Chaque espace faisait appel aux sens — odeurs, sons, décors — et exposait les règles spécifiques du modèle proposé (âge minimal, limites d’achat, présence de messages de prévention, etc.).
Une enquête d’opinion grandeur nature
Au-delà de l’installation artistique, l’expo intégrait un dispositif rigoureux de recueil de données : 1 002 visiteurs (sur 1 200) ont répondu à un questionnaire élaboré avec des chercheurs des universités de Gand et Bruxelles. Parmi les résultats marquants :
- 84 % des visiteurs ont jugé favorablement le modèle de la pharmacie, loin devant la smartshop (49 %) et le club (35 %) ;
- 90 % étaient favorables à un encadrement de la qualité et du dosage des drogues :
- La publicité pour la MDMA a été largement rejetée (89,5 %) ;
- La majorité des visiteurs soutient une régulation qui impose des limites d’âge et de quantité, et favorise la distribution d’informations sur les risques.
Ces retours confirment que la régulation peut être perçue comme un moyen de reprise de contrôle, et non comme une libéralisation incontrôlée.
Une initiative citoyenne et politique
La XTC Expo a mobilisé 36 bénévoles et s’est financée via une campagne participative, des dons et des recettes annexes. Elle a aussi accueilli des visites guidées de groupes professionnels (prévention, justice, soins, police…), ainsi qu’un débat politique avec des représentants de six partis belges.
Le projet a reçu un écho médiatique important, en Belgique et au-delà, et suscité des discussions jusqu’au conseil municipal de Gand, où il a été défendu comme une contribution au débat démocratique.
Une piste pour le futur des politiques des drogues ?
La XTC Expo a démontré qu’il est possible de rendre accessibles des modèles de régulation complexes, en les matérialisant de manière pédagogique et interactive. Si l’expérience n’est pas exempte de limites (biais de sélection du public, complexité du questionnaire), elle ouvre des perspectives pour d’autres substances et d’autres territoires.
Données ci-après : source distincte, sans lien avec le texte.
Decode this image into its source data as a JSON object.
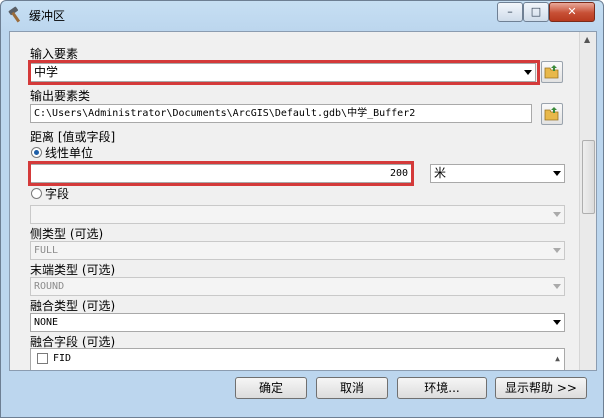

SMART on Drugs envisage de reproduire l’expérience ailleurs en Flandre, voire d’en faire une exposition permanente. Cette initiative s’inscrit dans un contexte où les politiques en matière de drogues, tant en Belgique qu’en France, restent largement dominées par une approche prohibitionniste. Dans les deux pays, la détention de substances classées comme stupéfiants – y compris la MDMA – est passible de sanctions pénales et l’usage reste traité comme une infraction plutôt que comme un enjeu de santé publique.
En Belgique, malgré des débats réguliers et la reconnaissance croissante des limites du cadre répressif, aucune réforme d’ampleur n’a encore vu le jour. La consommation d’ecstasy y est pourtant répandue, notamment dans les milieux festifs, et le pays est l’un des principaux producteurs européens de MDMA. Le système actuel échoue à enrayer les circuits criminels, tout en exposant les usagers à des risques sanitaires accrus, liés à l’absence de contrôle de qualité.
La situation française est similaire, voire plus rigide : la France reste l’un des pays les plus répressifs d’Europe en matière de drogues, malgré une consommation de substances comme le cannabis ou la MDMA qui reste élevée.
Dans ce paysage marqué par l’impasse des approches punitives, la XTC Expo montre qu’il est possible d’aborder la question autrement : en informant, en confrontant les points de vue, et en explorant des alternatives concrètes et crédibles à la prohibition. Elle invite à sortir de la logique binaire entre interdiction et laxisme, pour penser une régulation fondée sur la santé publique, la prévention et les droits.
En savoir plus sur la XTC Expo sur le site de SMART on Drugs (en néerlandais)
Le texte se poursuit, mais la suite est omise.